I recently joined the staff of the Korean Presbyterian Church I’ve been attending for more than a year. It is a strange feeling being somehow “official” although I honestly know about as much about the inner workings of the church as I did when I first came there. Ironically, I’ve never actually joined the church, nor even am I an adherent to Calvinist theology or Presbyterianism. It is a mystery indeed.
Nevertheless, I am on staff with the responsibility of preaching occasionally and teaching Bible study for the soon-to-be-renamed English Ministry of the church which, mercifully, does not include the youth group. I am not quite sure what I’ve gotten myself into in accepting this assignment, but even more, I’m not sure that they know what they’ve gotten themselves into. Here’s what I mean.
Moksanim and I decided that we really needed to focus on the doctrine of church; ecclesiology. He wanted some guidance for the congregation in what it means to actually be the church and suggested Ephesians, but left it for me to decide. I decided upon Acts; the book that most fully describes the establishment and expansion of the early church. So far so good, right?

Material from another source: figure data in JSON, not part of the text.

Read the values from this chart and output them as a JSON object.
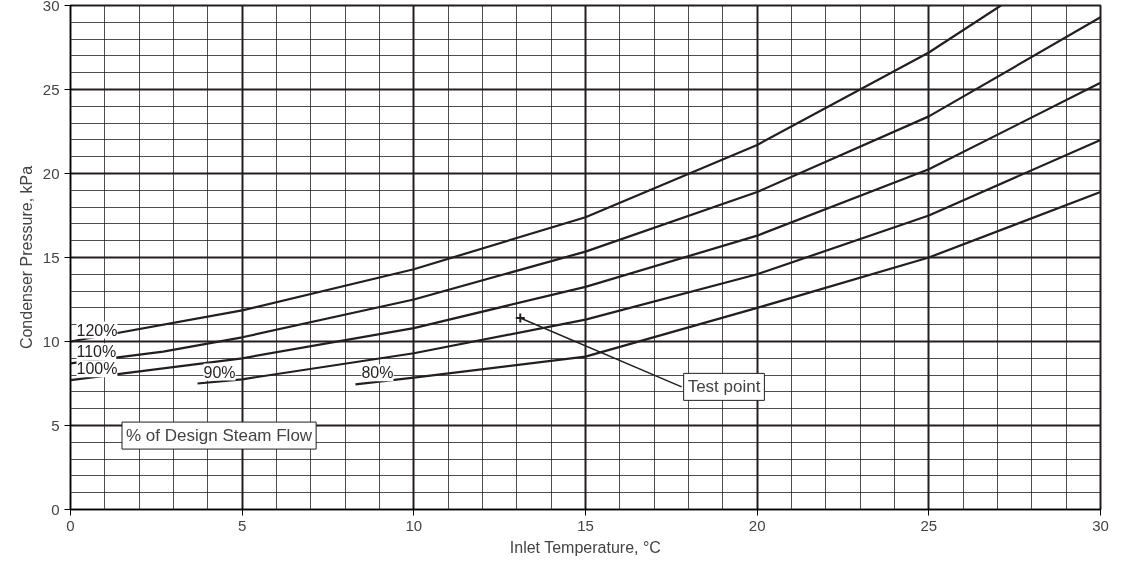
{
  "chart_data": {
    "type": "line",
    "xlabel": "Inlet Temperature, °C",
    "ylabel": "Condenser Pressure, kPa",
    "xlim": [
      0,
      30
    ],
    "ylim": [
      0,
      30
    ],
    "xticks": [
      0,
      5,
      10,
      15,
      20,
      25,
      30
    ],
    "yticks": [
      0,
      5,
      10,
      15,
      20,
      25,
      30
    ],
    "grid": true,
    "line_style": "solid",
    "marker": "none",
    "series": [
      {
        "name": "120%",
        "color": "#231f20",
        "x": [
          0,
          5,
          10,
          15,
          20,
          25,
          27.1
        ],
        "values": [
          10.0,
          11.85,
          14.3,
          17.4,
          21.7,
          27.2,
          30.0
        ]
      },
      {
        "name": "110%",
        "color": "#231f20",
        "x": [
          0,
          2.7,
          5,
          10,
          15,
          20,
          25,
          30
        ],
        "values": [
          8.7,
          9.4,
          10.25,
          12.5,
          15.35,
          18.9,
          23.4,
          29.3
        ]
      },
      {
        "name": "100%",
        "color": "#231f20",
        "x": [
          0,
          5,
          10,
          15,
          20,
          25,
          30
        ],
        "values": [
          7.7,
          9.0,
          10.8,
          13.25,
          16.3,
          20.25,
          25.4
        ]
      },
      {
        "name": "90%",
        "color": "#231f20",
        "x": [
          3.7,
          5,
          10,
          15,
          20,
          25,
          30
        ],
        "values": [
          7.5,
          7.75,
          9.3,
          11.3,
          14.0,
          17.5,
          22.0
        ]
      },
      {
        "name": "80%",
        "color": "#231f20",
        "x": [
          8.3,
          10,
          15,
          20,
          25,
          30
        ],
        "values": [
          7.45,
          7.85,
          9.1,
          12.0,
          15.0,
          18.9
        ]
      },
      {
        "type": "scatter",
        "marker": "cross",
        "color": "#231f20",
        "x": [
          13.1
        ],
        "values": [
          11.4
        ]
      }
    ],
    "annotations": [
      {
        "text": "Test point",
        "x": 13.1,
        "y": 11.4
      },
      "% of Design Steam Flow"
    ]
  }
}
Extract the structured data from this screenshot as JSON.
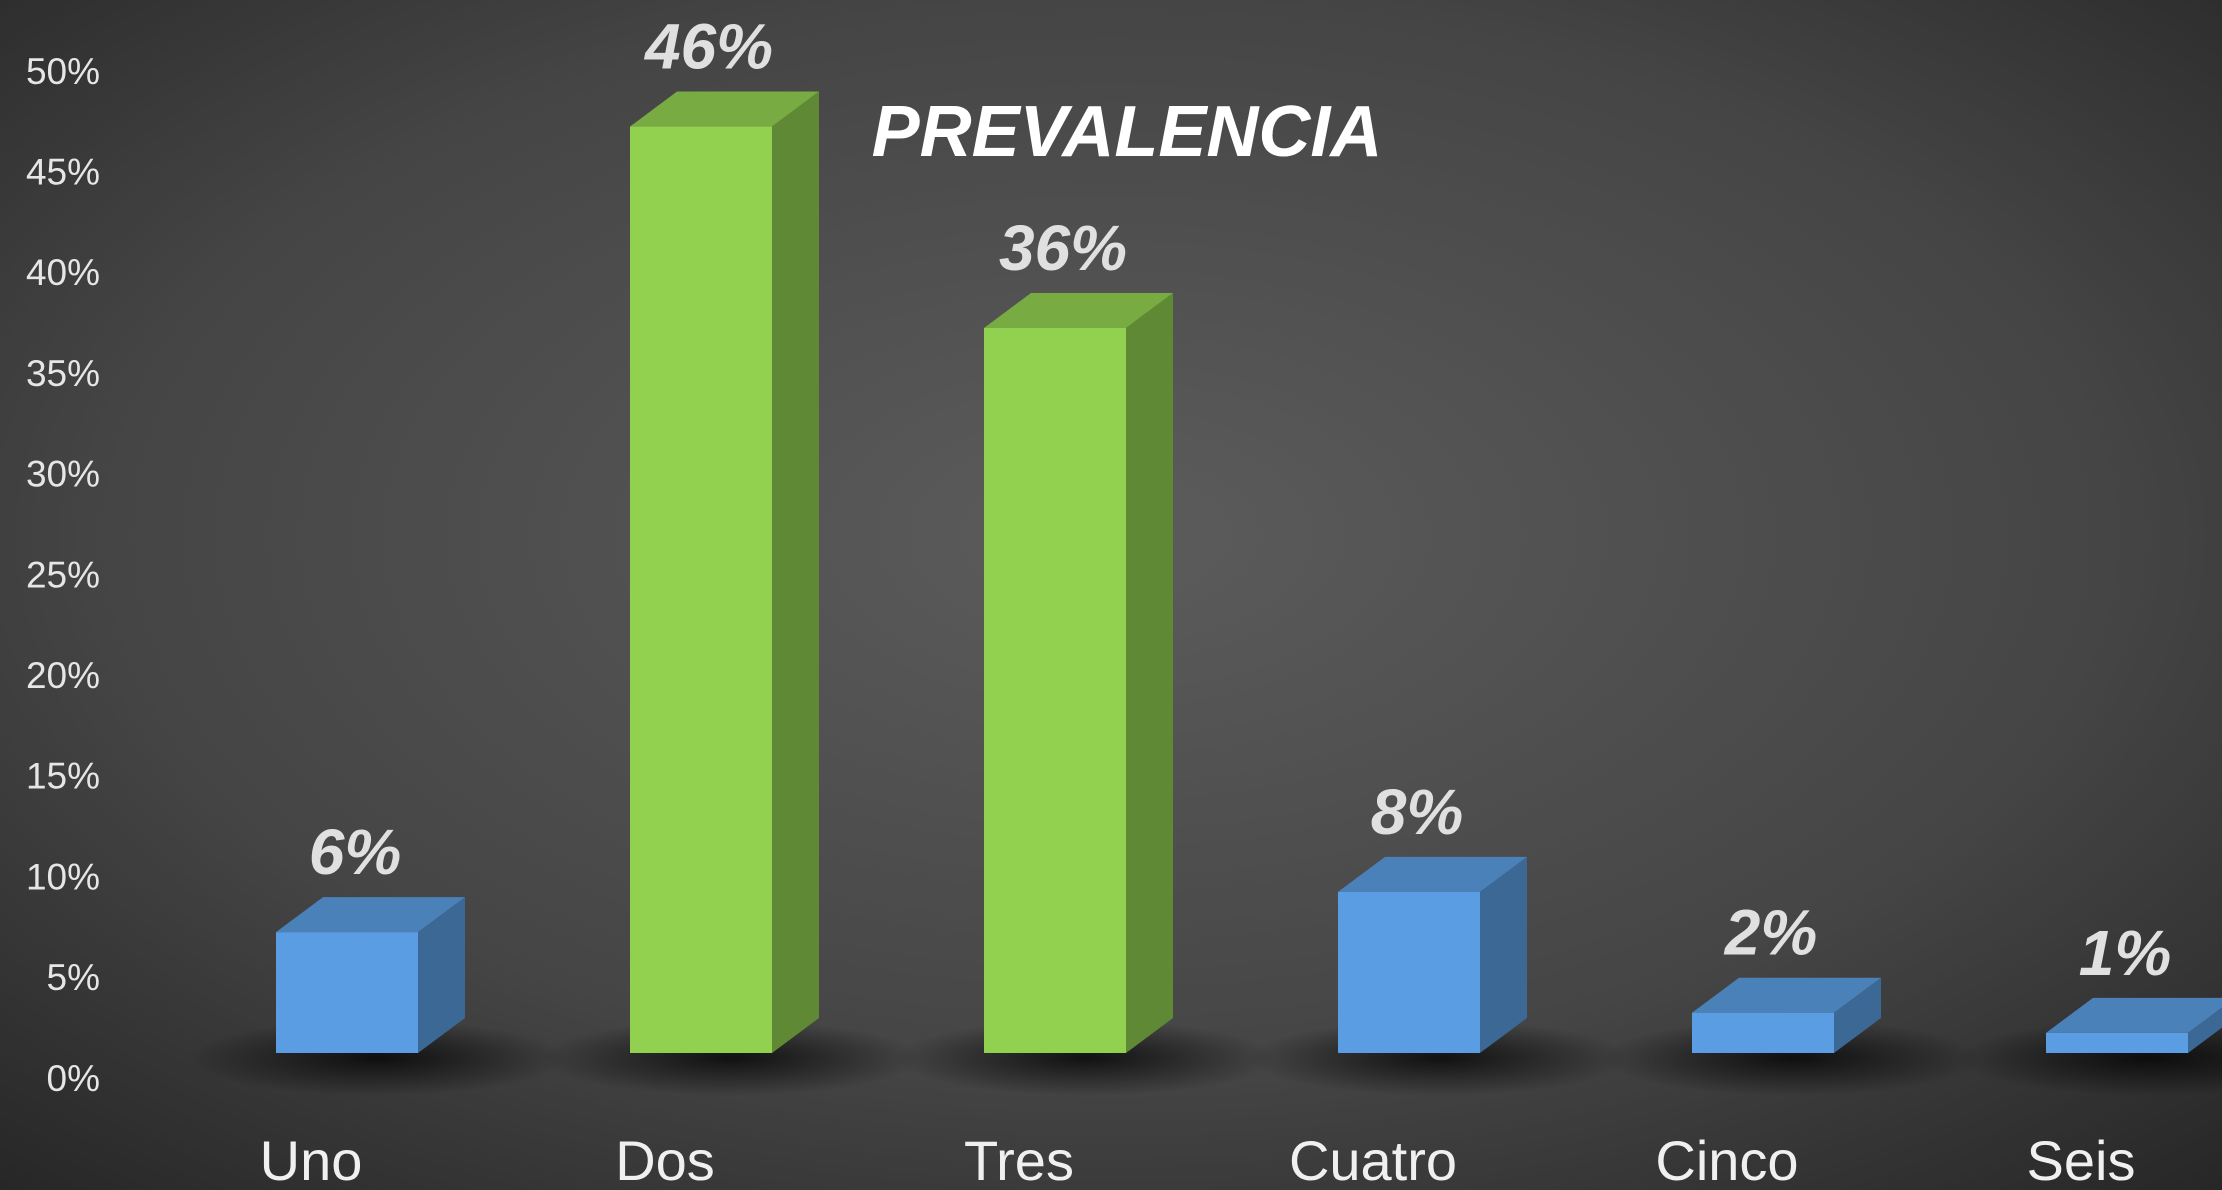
{
  "chart_data": {
    "type": "bar3d",
    "title": "PREVALENCIA",
    "categories": [
      "Uno",
      "Dos",
      "Tres",
      "Cuatro",
      "Cinco",
      "Seis"
    ],
    "values": [
      6,
      46,
      36,
      8,
      2,
      1
    ],
    "value_labels": [
      "6%",
      "46%",
      "36%",
      "8%",
      "2%",
      "1%"
    ],
    "colors": [
      "#5b9de2",
      "#92d050",
      "#92d050",
      "#5b9de2",
      "#5b9de2",
      "#5b9de2"
    ],
    "ylim": [
      0,
      50
    ],
    "yticks": [
      {
        "value": 0,
        "label": "0%"
      },
      {
        "value": 5,
        "label": "5%"
      },
      {
        "value": 10,
        "label": "10%"
      },
      {
        "value": 15,
        "label": "15%"
      },
      {
        "value": 20,
        "label": "20%"
      },
      {
        "value": 25,
        "label": "25%"
      },
      {
        "value": 30,
        "label": "30%"
      },
      {
        "value": 35,
        "label": "35%"
      },
      {
        "value": 40,
        "label": "40%"
      },
      {
        "value": 45,
        "label": "45%"
      },
      {
        "value": 50,
        "label": "50%"
      }
    ],
    "grid": false
  }
}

Right, until of course you consider the fact that the book of Acts is full of signs, wonders, miracles, prophecies, powerful prayers, and of course people being saved left and right along with a great deal of speaking in tongues and baptisms, none of which things give me the slightest hesitation, but quite honestly aren’t exactly standard fare in the Presbyterian church.
The challenge for me lies not in teaching around these nearly ubiquitous occurrences or somehow steering our discussion so that such issues are defused. It is rather that part of me would like nothing more than to see a great outpouring of the Spirit in a Pentecost kind of way, or at least a genuine hunger for God’s Spirit to be stoked in our EM. I am struck more and more by the seeming lack of any spiritual fervor in the congregation and more attention given to the technical proficiency and musical excellence of the praise team than whether or not people worship in Spirit and Truth.
I personally get excited when I worship, or rather when I consider and reflect on the Lord, worship springs up in me almost despite myself. I find it difficult to understand people who seem to have no such experience, appreciation or depth of feeling for God and who yet claim to be Christian. It is not that I believe that a Christian commitment or worship can be measured solely by a person’s outward or even inward emotional responses, but one would think that there would be something there.
There have been times after worship “concludes” (meaning we stop singing) and the guy comes up to take offering and give announcements. Sometimes I imagine what might happen if I just kept on worshipping; just stayed on stage with hands lifted and tears streaming (though I don’t typically cry in worship). Actually I know what would happen; everyone would continue to sit there looking bored out of their minds and then the announcement guy would come up as if we’d just finished taking an exam and he was assigned to read out the scores, but less enthusiastically.
Anyways, back to my point. What a neat corner I’ve managed to paint myself into by choosing to study and teach the book of Acts for I cannot with integrity avoid the issues or skirt them, especially when the church needs so much to be renewed, changed and transformed by the power of the Spirit. On the other hand, I would never want to through my teaching sow seeds of disharmony nor cause people to stumble.
But lest I complicate things too much, allow me to make it clear my chief concern is that many people in our congregation may not even be saved, nor really even know what it is to be saved. There may be little evidence of the Spirit’s work because the Spirit simply may not be present. That is the dirty open secret that no one will discuss. And because the ecclesiology of the church is so focused on the work of the Spirit through the word, it sometimes seems as if the expectation is that people can be preached or taught into the kingdom. All the while the Spirit of God is relegated to a subordinate role of somehow drawing the people that God has already decided will be saved, but we can’t know who those elect are, since it is a mystery hidden in God or whatever. In the meanwhile we expect people who may or may not be saved to somehow show forth the light of God to dying world and to be witnesses. Or something like that; I know I’ve got it all screwed up some kind of way.
Anyway, that’s the strangeness of it.